The Greek debt crisis is now entering its endgame. The referendum this Sunday is crucial. Greece's 11 million citizens must decide if they will accept the terms offered by external creditors. If the referendum verdict is "No", Grexit, or exit from the European currency union, is almost a certainty. Leading up to the referendum, financial turmoil is inevitable. India's markets will also be in the line of fire, even though the Indian economy has relatively few linkages to Greece. On Monday, bond yields widened in most markets and all equity markets absorbed big losses. The Indian stock market, too, suffered as the Sensex, BSE's benchmark index, closed the day down 166 points. This was the second consecutive session when the Indian stock market declined, marking its biggest single-day loss in nearly two and a half weeks. The possibility of Grexit had been staved off for five years by a succession of bailouts. But now Greece seems certain to default on a euro 1.6-billion repayment to the International Monetary Fund. Although default is expected, it will not be good for sentiment. The European Central Bank (ECB) must take a call on what it does in the event of default since the current bailout package is also scheduled to end on Tuesday.
Massive volatility will continue across markets, given uncertainty about the future of the unified currency. A Greek default could tempt other highly indebted economies such as Italy and Portugal into considering abandoning the euro. Given the circumstances, there may well be a massive exit from the euro, with investors headed for the haven of US Treasury bills, or other hard-currency assets. Greece has shut down its banking system to prevent capital flight. This is a short-term measure. If there is Grexit, and a return to the drachma, the Greeks must figure out normal capital controls. The troika of the IMF, the ECB and euro zone creditors such as German banks is prepared to extend the bailout by five more months and to throw an additional euro 15.5 billion into the pot. In return, the Greeks must embrace more reform, which will also require more austerity. Unemployment is already at over 25 per cent. Staying with the euro will prevent monetary stimulus via currency depreciation. It is also very hard to predict what the troika will do if Greece says "No" to this package. Will they offer easier terms? Or will they finally bite the bullet and write off all the losses?
Greece itself contributes less than two per cent of the euro zone's gross domestic product (GDP) and India's direct exposure is not high. But Indian corporations with exposure to the euro zone could see revenues impacted by currency volatility. Foreign portfolio investors may also choose to cut exposure to high-risk emerging market assets such as rupee bonds and stocks, until the crisis resolves one way or another. The Union finance secretary has made reassuring noises, which helped to talk the Sensex up. But he also admitted there is no concrete plan for tackling Grexit. Indeed there cannot be, given the fluidity of current news flow and the inherent unpredictability of referendums. The Reserve Bank of India has a record level of foreign exchange reserves at its disposal, so it should be able to manage currency volatility, unless that goes absolutely off the scale.

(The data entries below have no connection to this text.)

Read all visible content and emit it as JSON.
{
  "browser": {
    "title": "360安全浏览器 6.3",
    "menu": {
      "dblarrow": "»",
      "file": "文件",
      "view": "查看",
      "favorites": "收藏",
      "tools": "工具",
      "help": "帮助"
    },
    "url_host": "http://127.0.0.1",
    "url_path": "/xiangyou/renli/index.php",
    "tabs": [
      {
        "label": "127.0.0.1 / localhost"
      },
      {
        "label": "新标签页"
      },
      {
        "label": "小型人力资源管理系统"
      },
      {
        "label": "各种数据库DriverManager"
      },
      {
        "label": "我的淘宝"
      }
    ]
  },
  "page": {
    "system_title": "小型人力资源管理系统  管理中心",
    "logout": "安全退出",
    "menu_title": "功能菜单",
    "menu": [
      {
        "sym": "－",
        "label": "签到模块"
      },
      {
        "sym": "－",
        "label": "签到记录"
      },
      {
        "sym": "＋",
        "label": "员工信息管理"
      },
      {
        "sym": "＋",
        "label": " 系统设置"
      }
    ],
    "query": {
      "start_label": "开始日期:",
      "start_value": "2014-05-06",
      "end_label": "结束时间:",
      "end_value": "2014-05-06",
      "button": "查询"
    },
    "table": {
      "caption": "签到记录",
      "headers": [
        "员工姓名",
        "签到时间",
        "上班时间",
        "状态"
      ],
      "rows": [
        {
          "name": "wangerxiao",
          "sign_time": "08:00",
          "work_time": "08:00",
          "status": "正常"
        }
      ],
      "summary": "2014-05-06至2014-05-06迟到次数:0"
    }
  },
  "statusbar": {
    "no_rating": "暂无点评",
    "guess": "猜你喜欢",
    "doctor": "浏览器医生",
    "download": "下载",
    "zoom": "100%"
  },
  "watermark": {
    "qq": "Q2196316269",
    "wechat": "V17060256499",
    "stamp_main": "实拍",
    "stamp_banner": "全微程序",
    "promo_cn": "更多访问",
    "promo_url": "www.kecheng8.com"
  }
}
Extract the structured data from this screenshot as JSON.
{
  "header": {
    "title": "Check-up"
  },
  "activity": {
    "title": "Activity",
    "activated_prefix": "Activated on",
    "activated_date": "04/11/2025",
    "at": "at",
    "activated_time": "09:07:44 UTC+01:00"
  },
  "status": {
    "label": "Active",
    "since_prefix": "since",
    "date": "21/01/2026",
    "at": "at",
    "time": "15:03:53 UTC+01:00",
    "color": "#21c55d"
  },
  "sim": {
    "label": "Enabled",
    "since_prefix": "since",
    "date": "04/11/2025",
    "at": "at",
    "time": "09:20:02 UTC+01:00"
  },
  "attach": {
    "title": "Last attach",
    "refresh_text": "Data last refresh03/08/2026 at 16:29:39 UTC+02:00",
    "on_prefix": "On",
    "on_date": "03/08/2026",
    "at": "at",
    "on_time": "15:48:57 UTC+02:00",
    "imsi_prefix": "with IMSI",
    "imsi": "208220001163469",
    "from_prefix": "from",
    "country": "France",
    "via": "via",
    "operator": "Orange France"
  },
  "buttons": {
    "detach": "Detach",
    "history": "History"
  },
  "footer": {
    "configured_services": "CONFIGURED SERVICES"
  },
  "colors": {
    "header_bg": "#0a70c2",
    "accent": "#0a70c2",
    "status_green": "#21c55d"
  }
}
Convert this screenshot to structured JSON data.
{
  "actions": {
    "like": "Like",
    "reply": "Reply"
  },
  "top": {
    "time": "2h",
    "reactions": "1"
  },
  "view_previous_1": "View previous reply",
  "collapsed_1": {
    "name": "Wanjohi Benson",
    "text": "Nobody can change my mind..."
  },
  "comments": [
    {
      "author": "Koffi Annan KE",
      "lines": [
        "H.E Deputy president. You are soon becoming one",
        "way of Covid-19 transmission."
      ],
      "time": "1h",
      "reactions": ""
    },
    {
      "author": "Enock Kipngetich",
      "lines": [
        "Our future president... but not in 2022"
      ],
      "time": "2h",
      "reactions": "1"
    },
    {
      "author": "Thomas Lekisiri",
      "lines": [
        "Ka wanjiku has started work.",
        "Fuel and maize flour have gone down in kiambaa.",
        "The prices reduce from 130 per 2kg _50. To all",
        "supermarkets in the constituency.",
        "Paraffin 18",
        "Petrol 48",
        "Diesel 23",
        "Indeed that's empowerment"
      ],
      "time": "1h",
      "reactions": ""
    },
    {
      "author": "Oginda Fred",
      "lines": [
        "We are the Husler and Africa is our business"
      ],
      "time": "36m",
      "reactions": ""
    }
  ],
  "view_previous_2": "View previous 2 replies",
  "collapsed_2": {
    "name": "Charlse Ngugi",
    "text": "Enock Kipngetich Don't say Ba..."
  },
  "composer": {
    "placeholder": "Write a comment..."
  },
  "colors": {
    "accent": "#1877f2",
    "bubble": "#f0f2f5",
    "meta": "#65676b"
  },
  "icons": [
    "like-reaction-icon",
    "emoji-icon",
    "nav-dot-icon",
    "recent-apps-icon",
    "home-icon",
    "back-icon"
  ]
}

This crisis may actually create an opportunity for long-term investors in India, and maybe also in China, whose markets, too, saw a three per cent decline on Monday, falling below their 100-day moving average for the first time since the rally began in the third quarter of 2014. Neither economy should be badly affected in fundamental terms. But the respective stock markets have seen sharp corrections and the corrections could continue until this situation is resolved. If equity valuations drop to healthy levels, a price recovery could be driven by bargain hunters.